BONUS FUTUR.E.S #HUMAINXMACHINE : « Les machines répondent sans comprendre ! » – Laurence Devillers

À l’occasion de notre événement FUTUR.E.S #HumainxMachine, nous avons demandé à Laurence Devillers, Professeure en Intelligence Artificielle à Paris-Sorbonne et chercheuse à LIMSI-CNRS, de nous donner sa vision des enjeux et des tendances autour des IHM. 

Les machines répondent sans comprendre !

Laurence Devillers
Bio : Professeure en Intelligence Artificielle à Paris-Sorbonne , dirige une équipe de recherche au LIMSI-CNRS sur « dimensions affectives et sociales dans les interactions parlées » notamment avec des robots et membre de la CERNA (commission sur l’éthique de l’alliance ALLISTENE). Elle est auteur du livre « Des robots et des hommes : mythes, fantasmes et réalité », plon 2017.

La reconnaissance de la parole comme la traduction de la parole ont fait d’énormes progrès grâce au deep learning et aux immenses bases de données disponibles mais en sémantique nous sommes encore très loin d’avoir des machines performantes. Parler avec les interfaces nous permet de rentrer en contact avec les machines de façon très intuitive. Il y a là cependant une énorme tromperie car la machine même si elle sait nous répondre ne comprend pas grand chose à ce que l’on dit.

John Searle se demandait si un programme informatique, si complexe soit-il, serait suffisant pour donner un esprit à un système. Il montre en 1980 à travers la chambre chinoise qu’il ne suffit pas d’être capable de reproduire exactement les comportements linguistiques d’un locuteur chinois pour parler chinois, car parler le chinois, ou n’importe quelle autre langue, ce n’est pas juste dire les bonnes choses au bon moment, c’est aussi signifier ou vouloir dire ce qu’on dit : un usage maîtrisé du langage se double ainsi d’une compréhensions du sens de ce qu’on dit et la reproduction artificielle, même parfaite, d’un comportement linguistique ne suffit pas à produire une telle compréhension. Alors oui La machine et l’humain tendent à se fondre et confondre mais seulement en surface car la machine ne fait que simuler la compréhension sans rien comprendre. Le graal pour les chercheurs actuellement est d’arriver à modéliser la partie sémantique et le sens commun qui manquent terriblement aux machines. En effet par exemple les machines décodent le langage pour la reconnaissance de la parole en utilisant des connaissances probabilistes de successions de mots.

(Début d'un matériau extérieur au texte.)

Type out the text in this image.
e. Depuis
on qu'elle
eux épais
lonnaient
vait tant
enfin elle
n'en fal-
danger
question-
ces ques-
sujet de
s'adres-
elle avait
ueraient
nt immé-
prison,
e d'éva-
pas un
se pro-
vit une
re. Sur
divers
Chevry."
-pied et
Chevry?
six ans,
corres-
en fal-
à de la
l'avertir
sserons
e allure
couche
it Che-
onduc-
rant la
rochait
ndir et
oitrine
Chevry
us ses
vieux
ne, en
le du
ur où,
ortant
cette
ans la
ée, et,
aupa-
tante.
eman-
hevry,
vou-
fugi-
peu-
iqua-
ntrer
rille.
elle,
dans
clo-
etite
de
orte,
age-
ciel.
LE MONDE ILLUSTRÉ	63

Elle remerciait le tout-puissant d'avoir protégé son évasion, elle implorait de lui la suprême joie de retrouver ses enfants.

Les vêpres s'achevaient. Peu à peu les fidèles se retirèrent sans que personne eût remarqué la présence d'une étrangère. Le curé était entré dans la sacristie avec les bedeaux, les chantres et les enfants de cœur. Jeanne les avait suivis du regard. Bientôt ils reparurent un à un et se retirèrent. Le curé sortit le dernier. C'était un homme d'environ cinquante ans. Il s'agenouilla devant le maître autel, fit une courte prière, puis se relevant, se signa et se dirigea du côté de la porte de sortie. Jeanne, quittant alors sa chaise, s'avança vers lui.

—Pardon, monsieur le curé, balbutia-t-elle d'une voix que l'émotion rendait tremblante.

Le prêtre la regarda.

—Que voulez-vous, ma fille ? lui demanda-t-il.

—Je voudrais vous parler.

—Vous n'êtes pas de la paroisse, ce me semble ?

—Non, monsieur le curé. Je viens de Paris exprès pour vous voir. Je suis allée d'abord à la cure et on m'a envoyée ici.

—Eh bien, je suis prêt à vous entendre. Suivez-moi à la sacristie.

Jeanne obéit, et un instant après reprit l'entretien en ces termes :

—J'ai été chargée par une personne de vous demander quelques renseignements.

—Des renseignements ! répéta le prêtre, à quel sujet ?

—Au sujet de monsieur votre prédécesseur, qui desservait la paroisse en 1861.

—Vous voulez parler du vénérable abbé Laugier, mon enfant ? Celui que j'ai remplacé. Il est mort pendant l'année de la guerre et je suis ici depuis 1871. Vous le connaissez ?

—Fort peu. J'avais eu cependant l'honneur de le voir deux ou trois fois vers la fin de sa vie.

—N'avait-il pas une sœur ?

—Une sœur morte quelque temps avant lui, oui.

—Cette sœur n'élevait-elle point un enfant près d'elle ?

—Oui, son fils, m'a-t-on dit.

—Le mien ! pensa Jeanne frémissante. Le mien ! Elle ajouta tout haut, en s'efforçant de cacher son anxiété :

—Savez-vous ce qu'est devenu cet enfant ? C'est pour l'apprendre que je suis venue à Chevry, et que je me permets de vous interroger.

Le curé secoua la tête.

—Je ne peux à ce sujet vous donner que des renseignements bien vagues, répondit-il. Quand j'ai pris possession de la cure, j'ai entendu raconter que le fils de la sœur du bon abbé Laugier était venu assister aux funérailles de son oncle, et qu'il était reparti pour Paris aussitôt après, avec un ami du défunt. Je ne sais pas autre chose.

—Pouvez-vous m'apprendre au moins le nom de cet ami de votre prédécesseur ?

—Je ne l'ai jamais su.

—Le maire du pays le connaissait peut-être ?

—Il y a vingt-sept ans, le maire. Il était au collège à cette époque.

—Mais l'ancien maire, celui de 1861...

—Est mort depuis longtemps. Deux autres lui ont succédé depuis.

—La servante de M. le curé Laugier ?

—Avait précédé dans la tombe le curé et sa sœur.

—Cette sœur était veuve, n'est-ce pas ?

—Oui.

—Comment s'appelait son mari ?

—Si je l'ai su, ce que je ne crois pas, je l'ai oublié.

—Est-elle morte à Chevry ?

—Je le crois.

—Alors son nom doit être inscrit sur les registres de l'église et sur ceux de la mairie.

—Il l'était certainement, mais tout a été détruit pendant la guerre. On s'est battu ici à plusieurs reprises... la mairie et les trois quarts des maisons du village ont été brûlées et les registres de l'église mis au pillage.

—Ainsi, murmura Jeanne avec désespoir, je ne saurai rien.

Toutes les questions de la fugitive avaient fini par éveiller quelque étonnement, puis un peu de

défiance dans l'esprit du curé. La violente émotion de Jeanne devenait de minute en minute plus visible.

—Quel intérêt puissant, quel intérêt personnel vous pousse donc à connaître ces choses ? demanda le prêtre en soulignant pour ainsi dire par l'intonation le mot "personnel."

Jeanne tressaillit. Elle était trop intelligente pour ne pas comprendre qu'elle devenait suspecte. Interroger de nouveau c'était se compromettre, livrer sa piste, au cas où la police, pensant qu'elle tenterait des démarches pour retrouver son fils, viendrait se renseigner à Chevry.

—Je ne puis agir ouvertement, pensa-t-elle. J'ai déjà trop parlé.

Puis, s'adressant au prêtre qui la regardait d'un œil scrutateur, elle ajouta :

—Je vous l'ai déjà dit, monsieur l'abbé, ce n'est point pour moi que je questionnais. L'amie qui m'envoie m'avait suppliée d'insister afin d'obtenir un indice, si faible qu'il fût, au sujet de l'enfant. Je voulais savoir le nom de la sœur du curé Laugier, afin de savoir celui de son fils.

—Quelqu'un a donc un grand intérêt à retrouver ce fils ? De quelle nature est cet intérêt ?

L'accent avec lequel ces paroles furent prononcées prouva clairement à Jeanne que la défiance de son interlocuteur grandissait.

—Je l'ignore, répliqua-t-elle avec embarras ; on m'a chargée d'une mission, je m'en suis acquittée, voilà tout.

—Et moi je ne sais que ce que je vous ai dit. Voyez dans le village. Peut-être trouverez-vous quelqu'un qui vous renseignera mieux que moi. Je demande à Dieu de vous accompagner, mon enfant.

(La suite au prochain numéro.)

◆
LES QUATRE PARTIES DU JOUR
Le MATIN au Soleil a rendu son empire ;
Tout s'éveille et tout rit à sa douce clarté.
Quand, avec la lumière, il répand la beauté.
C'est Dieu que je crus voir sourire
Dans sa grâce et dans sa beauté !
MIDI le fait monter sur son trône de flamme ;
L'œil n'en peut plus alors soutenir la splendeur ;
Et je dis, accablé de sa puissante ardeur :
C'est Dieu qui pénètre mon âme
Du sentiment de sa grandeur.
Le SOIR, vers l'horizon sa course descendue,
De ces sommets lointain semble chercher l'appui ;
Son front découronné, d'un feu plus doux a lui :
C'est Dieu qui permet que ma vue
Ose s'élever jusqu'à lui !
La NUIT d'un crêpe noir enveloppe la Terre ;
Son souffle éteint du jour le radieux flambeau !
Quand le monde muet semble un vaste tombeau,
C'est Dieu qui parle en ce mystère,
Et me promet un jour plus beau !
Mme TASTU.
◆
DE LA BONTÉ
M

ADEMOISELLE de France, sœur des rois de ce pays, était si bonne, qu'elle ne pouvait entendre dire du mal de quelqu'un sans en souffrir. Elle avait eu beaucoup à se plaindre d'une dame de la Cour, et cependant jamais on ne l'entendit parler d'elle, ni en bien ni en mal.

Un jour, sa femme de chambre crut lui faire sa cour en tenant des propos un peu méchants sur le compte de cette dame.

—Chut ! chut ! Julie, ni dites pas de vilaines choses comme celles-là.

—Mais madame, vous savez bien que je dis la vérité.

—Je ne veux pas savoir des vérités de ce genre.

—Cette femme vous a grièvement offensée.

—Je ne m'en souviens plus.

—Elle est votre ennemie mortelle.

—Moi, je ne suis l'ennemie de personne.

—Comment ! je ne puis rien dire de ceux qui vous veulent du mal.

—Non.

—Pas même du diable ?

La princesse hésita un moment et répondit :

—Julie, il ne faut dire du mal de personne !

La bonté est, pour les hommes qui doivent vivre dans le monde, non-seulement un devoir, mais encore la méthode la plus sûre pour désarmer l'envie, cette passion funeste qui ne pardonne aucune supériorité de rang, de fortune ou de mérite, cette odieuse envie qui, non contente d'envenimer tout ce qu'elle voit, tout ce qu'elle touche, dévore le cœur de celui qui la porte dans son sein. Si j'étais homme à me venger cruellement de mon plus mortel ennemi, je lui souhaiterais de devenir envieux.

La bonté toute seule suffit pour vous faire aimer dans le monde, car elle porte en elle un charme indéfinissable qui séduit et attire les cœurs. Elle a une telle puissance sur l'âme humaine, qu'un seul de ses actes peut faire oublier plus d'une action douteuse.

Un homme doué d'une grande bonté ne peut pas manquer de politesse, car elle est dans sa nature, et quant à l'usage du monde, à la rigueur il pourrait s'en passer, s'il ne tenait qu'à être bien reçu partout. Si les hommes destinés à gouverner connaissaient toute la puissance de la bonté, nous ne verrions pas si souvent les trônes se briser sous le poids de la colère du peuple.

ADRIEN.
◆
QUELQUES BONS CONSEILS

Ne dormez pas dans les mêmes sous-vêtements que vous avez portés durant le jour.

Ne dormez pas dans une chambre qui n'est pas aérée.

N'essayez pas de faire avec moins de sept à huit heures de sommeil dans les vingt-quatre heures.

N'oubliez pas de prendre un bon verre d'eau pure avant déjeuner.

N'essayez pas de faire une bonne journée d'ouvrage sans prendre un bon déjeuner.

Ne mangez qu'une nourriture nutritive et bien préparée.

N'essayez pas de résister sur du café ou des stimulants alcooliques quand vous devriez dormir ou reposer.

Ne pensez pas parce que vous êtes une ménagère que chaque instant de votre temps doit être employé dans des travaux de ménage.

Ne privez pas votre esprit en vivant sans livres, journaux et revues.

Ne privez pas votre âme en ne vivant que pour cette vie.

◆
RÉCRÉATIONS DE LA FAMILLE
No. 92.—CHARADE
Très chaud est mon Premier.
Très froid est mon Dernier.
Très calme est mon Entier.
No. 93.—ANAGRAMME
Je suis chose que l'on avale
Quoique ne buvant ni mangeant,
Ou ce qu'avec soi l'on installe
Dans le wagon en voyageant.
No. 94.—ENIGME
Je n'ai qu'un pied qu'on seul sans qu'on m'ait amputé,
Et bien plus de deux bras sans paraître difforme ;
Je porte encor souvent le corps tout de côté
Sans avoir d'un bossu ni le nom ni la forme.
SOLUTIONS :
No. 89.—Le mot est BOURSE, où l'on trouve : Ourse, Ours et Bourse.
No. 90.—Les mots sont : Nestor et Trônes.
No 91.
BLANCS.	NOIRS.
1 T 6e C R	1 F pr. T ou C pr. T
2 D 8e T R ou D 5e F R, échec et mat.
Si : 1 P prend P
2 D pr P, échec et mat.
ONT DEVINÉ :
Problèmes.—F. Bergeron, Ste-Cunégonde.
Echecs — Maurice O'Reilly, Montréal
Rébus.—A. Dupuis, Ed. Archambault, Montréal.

En reconnaissance des émotions dans la voix, travaux que nous menons au LIMSI-CNRS, c’est absolument la même chose : les systèmes détectent des signaux expressifs de surface qui sont interprétés suivant un contexte mais il n’y a pas de compréhension des émotions, ni de ressentis de la part de la machine. Malgré cela, nous anthropomorphisons les machines et cela sera d’autant plus important qu’elles nous ressembleront. Mais jusqu’à un certain point nous dit « la vallée de l’étrange » (Mori) car lorsqu’on s’approche trop de la ressemblance au vivant, on risque de susciter le rejet de ces machines qui deviennent alors inquiétantes. Le réflexe d’anthropomorphiser la machine est totalement naturel. La « Média Equation », cette théorie développée par Byron Reeves et Clifford Nass en 1996, explique que lorsqu’on interagit avec une machine, on a la même attente qu’avec un humain. On a besoin de parler aux autres… ou aux choses même si on sait pertinemment que ce sont des choses. Selon Kate Darling, chercheuse au MIT, l’homme a tendance à projeter des sentiments sur ces objets en leur attribuant une « âme », dans un réflexe animiste, fétichiste. L’expérience montre que les personnes supportent mal les actes de maltraitance d’un robot même si elles savent que l’objet ne ressent rien. L’empathie envers les objets est donc un réflexe humain. Mais il peut modifier nos rapports aux autres de manière négative.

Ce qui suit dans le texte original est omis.